DENVER -- CTAM Summit -- Taking a subtle jab at Cablevision Systems Corp. (NYSE: CVC)’s recent rollout of interactive TV ads, Comcast Corp. (Nasdaq: CMCSA, CMCSK) COO Steve Burke said the key to convincing advertisers to embrace interactive and addressable ads is building a national platform.

“I don’t think it [Cablevision's rollout] can be a watershed event unless it’s national, and I don’t think people like Procter & Gamble or Johnson & Johnson want to do things at 10 percent or 20 percent or even 30 or 40 percent of the country. They really want a national platform,” Burke told cable marketers here, hyping the industry’s efforts to launch interactive ads through the cross-MSO Canoe Ventures LLC partnership.

Canoe will be using Enhanced TV Binary Interchange Format (EBIF), a CableLabs -specific platform to launch its national interactive ad campaign. However, Cablevision, a Canoe member, has opted to go with a proprietary, non-EBIF system for "Optimum Select," its initial interactive advertising play, though it claims to be committed to the Canoe effort. (See Cable's Canoe Heads for Scalable Waters and Cablevision Gets Interactive.)

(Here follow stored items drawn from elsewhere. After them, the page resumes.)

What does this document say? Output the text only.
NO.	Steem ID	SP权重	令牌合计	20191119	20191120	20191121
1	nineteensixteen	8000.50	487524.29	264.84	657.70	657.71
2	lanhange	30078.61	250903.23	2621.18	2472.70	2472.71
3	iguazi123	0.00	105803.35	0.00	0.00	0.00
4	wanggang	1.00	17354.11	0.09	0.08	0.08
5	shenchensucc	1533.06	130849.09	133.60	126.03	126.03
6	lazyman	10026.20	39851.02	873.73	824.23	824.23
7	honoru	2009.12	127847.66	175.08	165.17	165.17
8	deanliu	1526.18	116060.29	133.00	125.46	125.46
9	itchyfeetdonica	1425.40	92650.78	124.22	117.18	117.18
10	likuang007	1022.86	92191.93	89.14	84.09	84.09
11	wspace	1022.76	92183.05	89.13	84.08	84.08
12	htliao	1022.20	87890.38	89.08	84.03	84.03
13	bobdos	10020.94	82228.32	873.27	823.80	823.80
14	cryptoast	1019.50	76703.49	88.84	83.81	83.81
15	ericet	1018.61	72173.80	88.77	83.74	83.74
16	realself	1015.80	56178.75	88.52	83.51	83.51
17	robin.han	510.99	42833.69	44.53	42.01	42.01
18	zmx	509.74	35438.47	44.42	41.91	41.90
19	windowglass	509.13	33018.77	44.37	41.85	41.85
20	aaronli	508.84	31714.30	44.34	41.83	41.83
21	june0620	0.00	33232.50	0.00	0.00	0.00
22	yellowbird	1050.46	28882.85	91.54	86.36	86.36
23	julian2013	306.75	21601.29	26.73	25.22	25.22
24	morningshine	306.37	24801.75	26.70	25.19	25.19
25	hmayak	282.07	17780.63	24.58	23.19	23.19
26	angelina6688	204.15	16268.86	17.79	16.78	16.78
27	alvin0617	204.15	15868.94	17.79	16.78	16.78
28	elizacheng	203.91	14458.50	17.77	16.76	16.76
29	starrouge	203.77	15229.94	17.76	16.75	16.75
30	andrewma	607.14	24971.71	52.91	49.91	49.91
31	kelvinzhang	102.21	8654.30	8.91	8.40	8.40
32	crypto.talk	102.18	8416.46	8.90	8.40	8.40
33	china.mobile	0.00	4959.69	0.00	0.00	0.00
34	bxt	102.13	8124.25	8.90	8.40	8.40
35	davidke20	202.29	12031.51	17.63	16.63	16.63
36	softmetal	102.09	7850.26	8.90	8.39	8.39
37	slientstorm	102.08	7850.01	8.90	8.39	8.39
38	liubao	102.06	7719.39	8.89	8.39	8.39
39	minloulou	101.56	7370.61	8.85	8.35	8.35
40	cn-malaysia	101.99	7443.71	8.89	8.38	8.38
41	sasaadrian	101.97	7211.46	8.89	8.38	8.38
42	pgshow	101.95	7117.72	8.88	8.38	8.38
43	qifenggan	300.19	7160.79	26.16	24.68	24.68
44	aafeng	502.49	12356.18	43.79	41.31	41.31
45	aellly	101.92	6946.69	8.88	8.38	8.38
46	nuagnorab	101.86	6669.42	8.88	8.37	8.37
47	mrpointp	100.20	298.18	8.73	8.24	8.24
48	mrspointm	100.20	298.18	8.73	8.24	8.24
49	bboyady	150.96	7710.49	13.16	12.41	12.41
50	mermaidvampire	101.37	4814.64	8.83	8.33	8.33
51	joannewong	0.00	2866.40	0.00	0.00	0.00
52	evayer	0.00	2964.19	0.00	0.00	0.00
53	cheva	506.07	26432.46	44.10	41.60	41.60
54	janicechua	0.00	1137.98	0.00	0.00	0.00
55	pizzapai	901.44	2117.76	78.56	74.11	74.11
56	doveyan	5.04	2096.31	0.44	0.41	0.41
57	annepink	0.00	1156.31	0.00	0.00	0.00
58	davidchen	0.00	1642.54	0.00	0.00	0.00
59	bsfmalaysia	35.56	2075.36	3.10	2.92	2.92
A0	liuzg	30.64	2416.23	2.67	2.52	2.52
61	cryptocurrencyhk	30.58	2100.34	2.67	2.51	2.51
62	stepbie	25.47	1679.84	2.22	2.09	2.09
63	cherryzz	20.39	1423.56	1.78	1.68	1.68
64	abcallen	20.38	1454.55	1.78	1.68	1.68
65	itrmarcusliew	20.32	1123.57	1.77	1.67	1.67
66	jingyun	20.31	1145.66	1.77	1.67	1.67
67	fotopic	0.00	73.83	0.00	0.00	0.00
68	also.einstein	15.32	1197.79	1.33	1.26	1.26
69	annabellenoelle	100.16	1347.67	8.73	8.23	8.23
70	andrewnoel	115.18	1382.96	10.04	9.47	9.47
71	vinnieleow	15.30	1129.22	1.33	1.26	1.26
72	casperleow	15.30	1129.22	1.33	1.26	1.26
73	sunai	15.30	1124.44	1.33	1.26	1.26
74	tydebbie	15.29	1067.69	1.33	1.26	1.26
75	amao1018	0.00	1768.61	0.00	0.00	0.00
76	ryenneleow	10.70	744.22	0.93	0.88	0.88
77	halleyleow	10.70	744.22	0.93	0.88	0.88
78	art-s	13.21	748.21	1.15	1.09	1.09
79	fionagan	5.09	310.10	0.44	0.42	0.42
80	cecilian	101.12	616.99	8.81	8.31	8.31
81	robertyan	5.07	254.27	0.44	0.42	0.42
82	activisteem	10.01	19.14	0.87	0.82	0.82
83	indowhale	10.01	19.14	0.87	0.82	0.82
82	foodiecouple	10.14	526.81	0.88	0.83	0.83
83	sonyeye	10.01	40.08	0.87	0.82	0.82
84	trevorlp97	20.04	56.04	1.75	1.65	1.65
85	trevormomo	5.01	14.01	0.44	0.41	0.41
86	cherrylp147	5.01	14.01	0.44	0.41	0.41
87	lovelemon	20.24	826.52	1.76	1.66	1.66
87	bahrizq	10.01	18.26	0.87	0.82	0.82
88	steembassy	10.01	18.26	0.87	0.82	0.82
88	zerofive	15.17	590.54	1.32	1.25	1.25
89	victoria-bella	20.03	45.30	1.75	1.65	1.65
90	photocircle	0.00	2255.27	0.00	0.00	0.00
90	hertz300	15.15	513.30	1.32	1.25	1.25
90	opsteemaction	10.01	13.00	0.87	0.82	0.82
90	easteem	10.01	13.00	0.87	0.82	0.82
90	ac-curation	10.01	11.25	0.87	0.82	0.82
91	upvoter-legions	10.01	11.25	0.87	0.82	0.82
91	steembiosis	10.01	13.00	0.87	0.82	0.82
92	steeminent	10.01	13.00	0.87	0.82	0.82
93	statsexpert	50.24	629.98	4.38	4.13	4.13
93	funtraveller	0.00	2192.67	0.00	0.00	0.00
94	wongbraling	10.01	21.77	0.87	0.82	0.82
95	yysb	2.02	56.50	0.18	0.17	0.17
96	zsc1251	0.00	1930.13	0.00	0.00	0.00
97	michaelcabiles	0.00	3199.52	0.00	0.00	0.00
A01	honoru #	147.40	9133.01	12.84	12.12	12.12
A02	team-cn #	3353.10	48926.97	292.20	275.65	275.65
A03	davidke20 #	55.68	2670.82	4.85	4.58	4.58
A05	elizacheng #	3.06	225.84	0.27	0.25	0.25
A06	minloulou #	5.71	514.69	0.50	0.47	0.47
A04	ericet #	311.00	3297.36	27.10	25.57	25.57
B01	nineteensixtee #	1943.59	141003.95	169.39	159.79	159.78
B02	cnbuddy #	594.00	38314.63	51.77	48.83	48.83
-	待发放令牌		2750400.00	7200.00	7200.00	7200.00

'Cord-cutting' and ad targeting
Burke and Starcom MediaVest Group CEO Laura Desmond also debated topics ranging from whether or not cable subscribers should be given the ability to skip commercials in video-on-demand (VoD) programs, to how much advertising should be placed in TV programs that are distributed online. Both executives agreed that technology is disrupting long-established business models.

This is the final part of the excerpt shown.